5.17.2010

You got out to the pavement with your bag, people were already out before you, and still more are coming. Everyone, without a smile, everyone walking briskly, some half running. You braced yourself against the cold wind and walked to the same direction. Like a parade of fishes in the sea meeting the same fate.

Your family beside you, you keep walking till you reach the safe room. Safe they said, from a hit if it happened. They didn't tell you it wouldn't keep you safe from sorrow. The room was packed, there was barely a spot to sit down. It smelled and there was lack of air. You found a corner with your family, and tried to get yourself comfortably sitting. Waiting.

The first one didn't come immediately, it didn't even come that day. You thought you should have taken your time and took more of your stuff with you. As if there was any room for more stuff in that shallow bunker.

When it came, it sounded like rain, because there was so many of them. At first you only heard the sounds and feel a little tremor going up your spine. Later on, it was so near and so strong you felt you went deaf. You thought it was never going to end.

They were right, you were left alive in that room. They made sure you were alive to experience the rest of your life. It went on and on for two whole days before the next worse thing. By now your ears have gotten used to it. You have learned how to drink while the room shook. Then one of them fell right above you you know by now that there was no roof above this roof, that is why this time it felt so real, so near.

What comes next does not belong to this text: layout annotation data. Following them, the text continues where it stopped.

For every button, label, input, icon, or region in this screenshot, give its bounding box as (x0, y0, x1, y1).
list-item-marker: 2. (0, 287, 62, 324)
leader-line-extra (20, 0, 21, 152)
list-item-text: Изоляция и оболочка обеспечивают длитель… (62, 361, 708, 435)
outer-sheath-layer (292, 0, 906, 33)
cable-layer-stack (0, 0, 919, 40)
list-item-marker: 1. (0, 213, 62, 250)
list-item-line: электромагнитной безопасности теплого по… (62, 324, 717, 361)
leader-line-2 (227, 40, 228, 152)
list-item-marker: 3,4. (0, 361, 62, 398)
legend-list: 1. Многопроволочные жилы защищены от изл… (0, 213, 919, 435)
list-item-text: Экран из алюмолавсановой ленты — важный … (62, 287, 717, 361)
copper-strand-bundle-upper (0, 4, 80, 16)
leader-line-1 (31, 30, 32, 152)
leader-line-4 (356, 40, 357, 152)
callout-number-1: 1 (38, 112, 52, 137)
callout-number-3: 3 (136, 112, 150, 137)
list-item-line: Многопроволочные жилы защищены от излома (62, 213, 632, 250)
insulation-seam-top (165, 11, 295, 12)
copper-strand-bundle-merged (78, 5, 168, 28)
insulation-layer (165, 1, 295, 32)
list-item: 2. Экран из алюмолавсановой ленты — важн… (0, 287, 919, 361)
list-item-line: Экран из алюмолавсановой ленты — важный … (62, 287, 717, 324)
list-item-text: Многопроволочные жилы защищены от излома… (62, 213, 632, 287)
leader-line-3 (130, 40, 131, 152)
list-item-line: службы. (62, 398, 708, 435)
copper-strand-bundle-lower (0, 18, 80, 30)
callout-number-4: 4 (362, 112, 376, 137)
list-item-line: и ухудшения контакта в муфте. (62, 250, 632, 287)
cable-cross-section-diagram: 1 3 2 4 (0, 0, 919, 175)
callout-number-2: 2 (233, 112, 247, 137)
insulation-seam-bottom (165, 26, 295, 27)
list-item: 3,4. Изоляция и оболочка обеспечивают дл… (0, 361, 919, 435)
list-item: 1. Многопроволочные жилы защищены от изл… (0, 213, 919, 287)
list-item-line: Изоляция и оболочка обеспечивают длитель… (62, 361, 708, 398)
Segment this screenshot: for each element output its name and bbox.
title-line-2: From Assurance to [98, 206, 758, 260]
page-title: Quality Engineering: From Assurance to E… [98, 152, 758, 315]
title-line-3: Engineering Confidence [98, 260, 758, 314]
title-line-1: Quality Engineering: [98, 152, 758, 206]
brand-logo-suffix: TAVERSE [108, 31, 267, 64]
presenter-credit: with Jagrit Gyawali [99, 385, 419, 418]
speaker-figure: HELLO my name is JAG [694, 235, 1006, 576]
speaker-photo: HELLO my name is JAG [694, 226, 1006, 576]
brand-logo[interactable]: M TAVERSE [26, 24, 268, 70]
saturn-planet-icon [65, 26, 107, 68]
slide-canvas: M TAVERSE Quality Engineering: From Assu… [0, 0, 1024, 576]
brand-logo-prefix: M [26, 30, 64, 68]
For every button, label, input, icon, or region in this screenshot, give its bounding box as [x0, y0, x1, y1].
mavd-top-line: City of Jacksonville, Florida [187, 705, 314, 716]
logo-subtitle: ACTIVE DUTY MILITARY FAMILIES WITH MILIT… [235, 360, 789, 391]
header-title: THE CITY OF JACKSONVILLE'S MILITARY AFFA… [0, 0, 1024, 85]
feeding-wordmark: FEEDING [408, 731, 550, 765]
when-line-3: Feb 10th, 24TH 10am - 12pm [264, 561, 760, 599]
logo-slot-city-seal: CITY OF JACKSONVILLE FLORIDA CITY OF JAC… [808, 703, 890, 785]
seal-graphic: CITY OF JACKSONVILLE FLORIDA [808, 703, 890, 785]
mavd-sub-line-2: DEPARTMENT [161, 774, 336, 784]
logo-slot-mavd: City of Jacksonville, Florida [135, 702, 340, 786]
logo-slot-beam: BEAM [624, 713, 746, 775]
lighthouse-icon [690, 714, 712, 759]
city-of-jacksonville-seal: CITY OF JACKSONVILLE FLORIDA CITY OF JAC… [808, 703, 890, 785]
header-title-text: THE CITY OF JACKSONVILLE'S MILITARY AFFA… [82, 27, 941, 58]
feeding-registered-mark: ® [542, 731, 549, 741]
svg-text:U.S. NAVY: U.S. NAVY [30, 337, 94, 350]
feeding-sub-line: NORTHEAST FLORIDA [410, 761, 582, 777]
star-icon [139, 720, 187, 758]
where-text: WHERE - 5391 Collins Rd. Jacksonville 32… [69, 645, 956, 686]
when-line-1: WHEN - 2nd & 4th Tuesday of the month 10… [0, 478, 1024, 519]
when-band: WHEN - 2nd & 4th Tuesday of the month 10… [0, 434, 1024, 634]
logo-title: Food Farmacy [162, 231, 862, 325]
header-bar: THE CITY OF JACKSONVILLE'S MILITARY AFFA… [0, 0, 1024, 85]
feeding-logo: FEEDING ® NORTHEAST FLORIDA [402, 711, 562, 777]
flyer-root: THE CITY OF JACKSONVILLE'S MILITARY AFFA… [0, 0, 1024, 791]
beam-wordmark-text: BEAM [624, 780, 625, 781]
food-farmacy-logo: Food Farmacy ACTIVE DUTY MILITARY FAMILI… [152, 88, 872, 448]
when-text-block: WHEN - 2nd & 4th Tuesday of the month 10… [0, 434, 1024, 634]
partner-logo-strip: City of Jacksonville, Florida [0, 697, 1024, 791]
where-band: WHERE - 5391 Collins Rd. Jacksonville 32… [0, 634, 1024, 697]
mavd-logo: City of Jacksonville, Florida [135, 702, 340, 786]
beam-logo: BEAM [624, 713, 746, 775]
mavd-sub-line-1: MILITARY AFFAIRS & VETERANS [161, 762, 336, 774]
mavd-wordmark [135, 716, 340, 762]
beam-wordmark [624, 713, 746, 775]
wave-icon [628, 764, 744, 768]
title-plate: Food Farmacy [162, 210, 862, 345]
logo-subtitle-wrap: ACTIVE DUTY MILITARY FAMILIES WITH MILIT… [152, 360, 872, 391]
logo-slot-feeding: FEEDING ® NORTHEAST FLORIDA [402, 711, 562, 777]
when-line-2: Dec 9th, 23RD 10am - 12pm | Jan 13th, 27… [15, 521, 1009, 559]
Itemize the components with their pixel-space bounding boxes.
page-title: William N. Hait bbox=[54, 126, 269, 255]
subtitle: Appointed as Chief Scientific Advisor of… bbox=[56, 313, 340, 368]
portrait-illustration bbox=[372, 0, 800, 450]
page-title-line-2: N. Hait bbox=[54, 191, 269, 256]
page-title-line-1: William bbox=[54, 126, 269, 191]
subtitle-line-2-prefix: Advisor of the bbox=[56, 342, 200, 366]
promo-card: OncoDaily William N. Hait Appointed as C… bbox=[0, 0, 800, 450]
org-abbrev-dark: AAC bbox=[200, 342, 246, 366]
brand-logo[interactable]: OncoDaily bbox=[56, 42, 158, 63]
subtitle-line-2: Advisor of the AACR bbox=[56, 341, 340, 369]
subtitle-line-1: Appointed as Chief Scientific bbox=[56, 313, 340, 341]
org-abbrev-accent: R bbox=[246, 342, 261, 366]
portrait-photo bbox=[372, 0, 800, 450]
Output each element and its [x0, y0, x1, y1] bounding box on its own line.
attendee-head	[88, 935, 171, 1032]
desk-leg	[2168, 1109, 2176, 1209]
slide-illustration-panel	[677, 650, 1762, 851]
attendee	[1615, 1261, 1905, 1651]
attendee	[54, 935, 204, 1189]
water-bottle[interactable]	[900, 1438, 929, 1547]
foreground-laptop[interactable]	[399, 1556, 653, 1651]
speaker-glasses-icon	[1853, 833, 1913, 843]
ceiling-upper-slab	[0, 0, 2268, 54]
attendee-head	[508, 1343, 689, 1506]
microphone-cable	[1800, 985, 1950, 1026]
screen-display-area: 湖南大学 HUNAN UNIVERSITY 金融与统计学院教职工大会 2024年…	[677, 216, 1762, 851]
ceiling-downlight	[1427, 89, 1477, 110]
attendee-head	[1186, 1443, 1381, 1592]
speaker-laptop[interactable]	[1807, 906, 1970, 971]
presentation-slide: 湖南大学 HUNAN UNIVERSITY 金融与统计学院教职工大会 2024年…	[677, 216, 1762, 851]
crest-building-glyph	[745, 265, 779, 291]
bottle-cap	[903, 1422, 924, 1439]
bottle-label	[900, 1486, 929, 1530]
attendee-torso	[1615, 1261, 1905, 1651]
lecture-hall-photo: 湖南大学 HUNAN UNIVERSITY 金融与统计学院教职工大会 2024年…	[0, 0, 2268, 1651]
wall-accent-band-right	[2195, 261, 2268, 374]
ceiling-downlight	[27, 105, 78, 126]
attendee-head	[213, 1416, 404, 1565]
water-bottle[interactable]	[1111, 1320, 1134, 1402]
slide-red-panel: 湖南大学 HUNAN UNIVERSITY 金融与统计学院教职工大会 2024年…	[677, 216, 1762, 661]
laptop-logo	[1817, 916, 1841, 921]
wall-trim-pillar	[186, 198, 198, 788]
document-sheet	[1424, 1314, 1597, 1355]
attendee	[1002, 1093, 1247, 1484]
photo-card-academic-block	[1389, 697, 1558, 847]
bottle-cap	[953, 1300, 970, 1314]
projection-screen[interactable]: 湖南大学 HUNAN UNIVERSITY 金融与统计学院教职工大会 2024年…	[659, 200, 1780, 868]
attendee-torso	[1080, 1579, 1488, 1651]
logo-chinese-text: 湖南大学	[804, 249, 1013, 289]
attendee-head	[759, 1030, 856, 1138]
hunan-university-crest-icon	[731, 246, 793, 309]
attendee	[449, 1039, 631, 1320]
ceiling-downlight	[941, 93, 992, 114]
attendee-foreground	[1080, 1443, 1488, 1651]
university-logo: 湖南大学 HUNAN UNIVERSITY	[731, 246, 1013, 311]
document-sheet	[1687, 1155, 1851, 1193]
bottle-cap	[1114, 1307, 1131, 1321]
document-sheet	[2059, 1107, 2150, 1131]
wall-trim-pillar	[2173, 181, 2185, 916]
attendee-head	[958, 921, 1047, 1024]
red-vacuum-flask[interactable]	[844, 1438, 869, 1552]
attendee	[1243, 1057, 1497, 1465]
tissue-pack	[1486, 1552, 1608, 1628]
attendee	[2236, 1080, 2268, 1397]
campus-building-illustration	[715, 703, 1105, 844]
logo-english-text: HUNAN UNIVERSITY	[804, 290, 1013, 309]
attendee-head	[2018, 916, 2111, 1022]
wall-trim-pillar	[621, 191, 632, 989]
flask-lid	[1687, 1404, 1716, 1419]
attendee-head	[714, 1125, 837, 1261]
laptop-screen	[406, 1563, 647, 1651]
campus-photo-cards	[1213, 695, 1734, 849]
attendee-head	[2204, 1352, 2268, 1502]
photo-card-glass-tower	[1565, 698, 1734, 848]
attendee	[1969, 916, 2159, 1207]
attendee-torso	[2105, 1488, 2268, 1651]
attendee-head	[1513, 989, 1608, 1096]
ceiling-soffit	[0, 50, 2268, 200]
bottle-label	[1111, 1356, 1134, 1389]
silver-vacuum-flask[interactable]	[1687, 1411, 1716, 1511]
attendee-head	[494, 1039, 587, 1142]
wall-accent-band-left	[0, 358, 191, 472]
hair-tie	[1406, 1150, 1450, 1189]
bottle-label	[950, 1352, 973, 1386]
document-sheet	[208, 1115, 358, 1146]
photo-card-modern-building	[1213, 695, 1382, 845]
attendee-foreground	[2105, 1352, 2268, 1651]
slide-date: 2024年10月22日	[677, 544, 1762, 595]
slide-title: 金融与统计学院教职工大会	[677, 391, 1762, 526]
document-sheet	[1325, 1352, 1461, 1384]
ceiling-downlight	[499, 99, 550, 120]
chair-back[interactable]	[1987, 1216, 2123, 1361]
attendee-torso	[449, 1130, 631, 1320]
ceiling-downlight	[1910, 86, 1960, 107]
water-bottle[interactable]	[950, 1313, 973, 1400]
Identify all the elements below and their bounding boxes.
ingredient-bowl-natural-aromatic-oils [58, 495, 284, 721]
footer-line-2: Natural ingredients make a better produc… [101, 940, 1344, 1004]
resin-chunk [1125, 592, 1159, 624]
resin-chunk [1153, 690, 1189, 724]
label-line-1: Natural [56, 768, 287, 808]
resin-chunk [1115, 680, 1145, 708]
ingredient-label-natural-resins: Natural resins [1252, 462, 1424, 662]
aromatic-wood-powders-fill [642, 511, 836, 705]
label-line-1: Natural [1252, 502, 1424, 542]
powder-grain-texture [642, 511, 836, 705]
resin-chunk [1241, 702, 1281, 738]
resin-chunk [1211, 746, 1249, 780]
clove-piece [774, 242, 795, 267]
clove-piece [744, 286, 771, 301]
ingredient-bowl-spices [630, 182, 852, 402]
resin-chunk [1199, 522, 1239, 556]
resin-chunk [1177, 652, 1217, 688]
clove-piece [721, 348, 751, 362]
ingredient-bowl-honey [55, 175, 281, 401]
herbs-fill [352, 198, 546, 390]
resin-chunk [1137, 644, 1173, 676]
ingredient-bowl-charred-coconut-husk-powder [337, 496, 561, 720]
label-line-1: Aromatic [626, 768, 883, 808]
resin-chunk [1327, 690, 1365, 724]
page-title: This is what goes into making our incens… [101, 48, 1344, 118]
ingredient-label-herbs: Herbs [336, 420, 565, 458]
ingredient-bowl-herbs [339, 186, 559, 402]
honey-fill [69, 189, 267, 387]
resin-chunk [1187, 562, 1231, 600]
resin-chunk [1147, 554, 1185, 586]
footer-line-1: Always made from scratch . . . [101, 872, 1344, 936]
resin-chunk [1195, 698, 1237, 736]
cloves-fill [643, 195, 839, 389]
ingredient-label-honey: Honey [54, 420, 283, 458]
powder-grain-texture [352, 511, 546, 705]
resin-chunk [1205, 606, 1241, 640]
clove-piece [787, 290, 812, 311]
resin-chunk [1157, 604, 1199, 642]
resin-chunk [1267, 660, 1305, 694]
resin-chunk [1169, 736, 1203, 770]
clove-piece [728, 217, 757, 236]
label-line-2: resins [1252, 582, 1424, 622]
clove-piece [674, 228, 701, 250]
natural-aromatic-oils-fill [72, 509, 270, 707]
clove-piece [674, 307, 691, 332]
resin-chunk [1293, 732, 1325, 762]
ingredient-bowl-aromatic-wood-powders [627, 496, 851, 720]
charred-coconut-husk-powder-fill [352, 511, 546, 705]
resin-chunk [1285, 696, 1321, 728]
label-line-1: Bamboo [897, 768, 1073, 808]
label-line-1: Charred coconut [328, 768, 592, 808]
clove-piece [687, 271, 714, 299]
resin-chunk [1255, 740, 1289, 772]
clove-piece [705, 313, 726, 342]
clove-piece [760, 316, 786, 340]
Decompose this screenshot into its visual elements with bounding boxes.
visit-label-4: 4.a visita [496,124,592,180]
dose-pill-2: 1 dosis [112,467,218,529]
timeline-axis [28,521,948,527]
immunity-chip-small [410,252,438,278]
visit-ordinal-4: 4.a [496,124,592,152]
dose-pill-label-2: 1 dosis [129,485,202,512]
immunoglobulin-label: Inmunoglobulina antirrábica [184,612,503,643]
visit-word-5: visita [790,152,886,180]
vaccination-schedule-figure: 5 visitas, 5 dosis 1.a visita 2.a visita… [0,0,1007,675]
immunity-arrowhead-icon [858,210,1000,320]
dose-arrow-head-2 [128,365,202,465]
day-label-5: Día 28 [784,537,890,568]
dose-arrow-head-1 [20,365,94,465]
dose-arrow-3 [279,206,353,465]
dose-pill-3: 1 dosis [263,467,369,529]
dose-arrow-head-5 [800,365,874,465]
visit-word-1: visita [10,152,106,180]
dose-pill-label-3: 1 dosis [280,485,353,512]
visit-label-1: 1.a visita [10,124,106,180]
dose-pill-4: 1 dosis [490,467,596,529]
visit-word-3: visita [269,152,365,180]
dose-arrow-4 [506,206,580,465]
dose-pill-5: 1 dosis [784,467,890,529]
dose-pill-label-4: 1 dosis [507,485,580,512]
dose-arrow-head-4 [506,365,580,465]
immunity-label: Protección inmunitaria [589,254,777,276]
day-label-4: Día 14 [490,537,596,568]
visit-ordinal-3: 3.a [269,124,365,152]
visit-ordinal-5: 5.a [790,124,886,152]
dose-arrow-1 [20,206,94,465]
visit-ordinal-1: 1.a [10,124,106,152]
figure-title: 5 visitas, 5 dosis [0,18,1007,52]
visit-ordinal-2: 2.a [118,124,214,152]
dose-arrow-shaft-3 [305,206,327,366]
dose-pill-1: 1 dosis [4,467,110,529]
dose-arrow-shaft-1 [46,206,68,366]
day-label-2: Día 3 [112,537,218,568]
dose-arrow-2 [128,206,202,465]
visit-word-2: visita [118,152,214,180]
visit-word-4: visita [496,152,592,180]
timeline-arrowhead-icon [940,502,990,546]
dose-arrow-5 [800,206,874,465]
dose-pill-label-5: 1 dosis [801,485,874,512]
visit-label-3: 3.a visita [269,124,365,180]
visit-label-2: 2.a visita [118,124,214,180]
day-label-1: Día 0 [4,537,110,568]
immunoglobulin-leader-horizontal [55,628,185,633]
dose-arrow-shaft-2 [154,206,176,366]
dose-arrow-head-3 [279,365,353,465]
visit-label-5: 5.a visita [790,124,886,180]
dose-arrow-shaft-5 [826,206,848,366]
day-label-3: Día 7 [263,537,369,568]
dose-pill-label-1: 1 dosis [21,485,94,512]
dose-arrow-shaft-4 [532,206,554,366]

The lamp died. The light was substituted with children screaming, mother hushing. In the dark- not just dark, it was pitch black-you found little to believe in. You heard prayers being said across the room, but you found little comfort with it. In the black, you noticed you couldn't tell a difference between the old and the young, the woman and the man. In the eyes of black, everyone and everything was equal.

It was your brother that broke the sobbing, he created silence. In the black, there was only one thing to do. Listen to music. He played his recently composed song on the small damn ukulele. It wasn't very good. He made mistakes here and there. But people listened, there was nothing else to hold on to. He was the lighthouse.

The song was called, "The Leaking Drain". You had laughed at it, who ever thinks a leaking drain sings. But now, you're not sure it's silly anymore.

When he finished, silence went over the room, and we slept replaying The Leaking Drain over again in our head.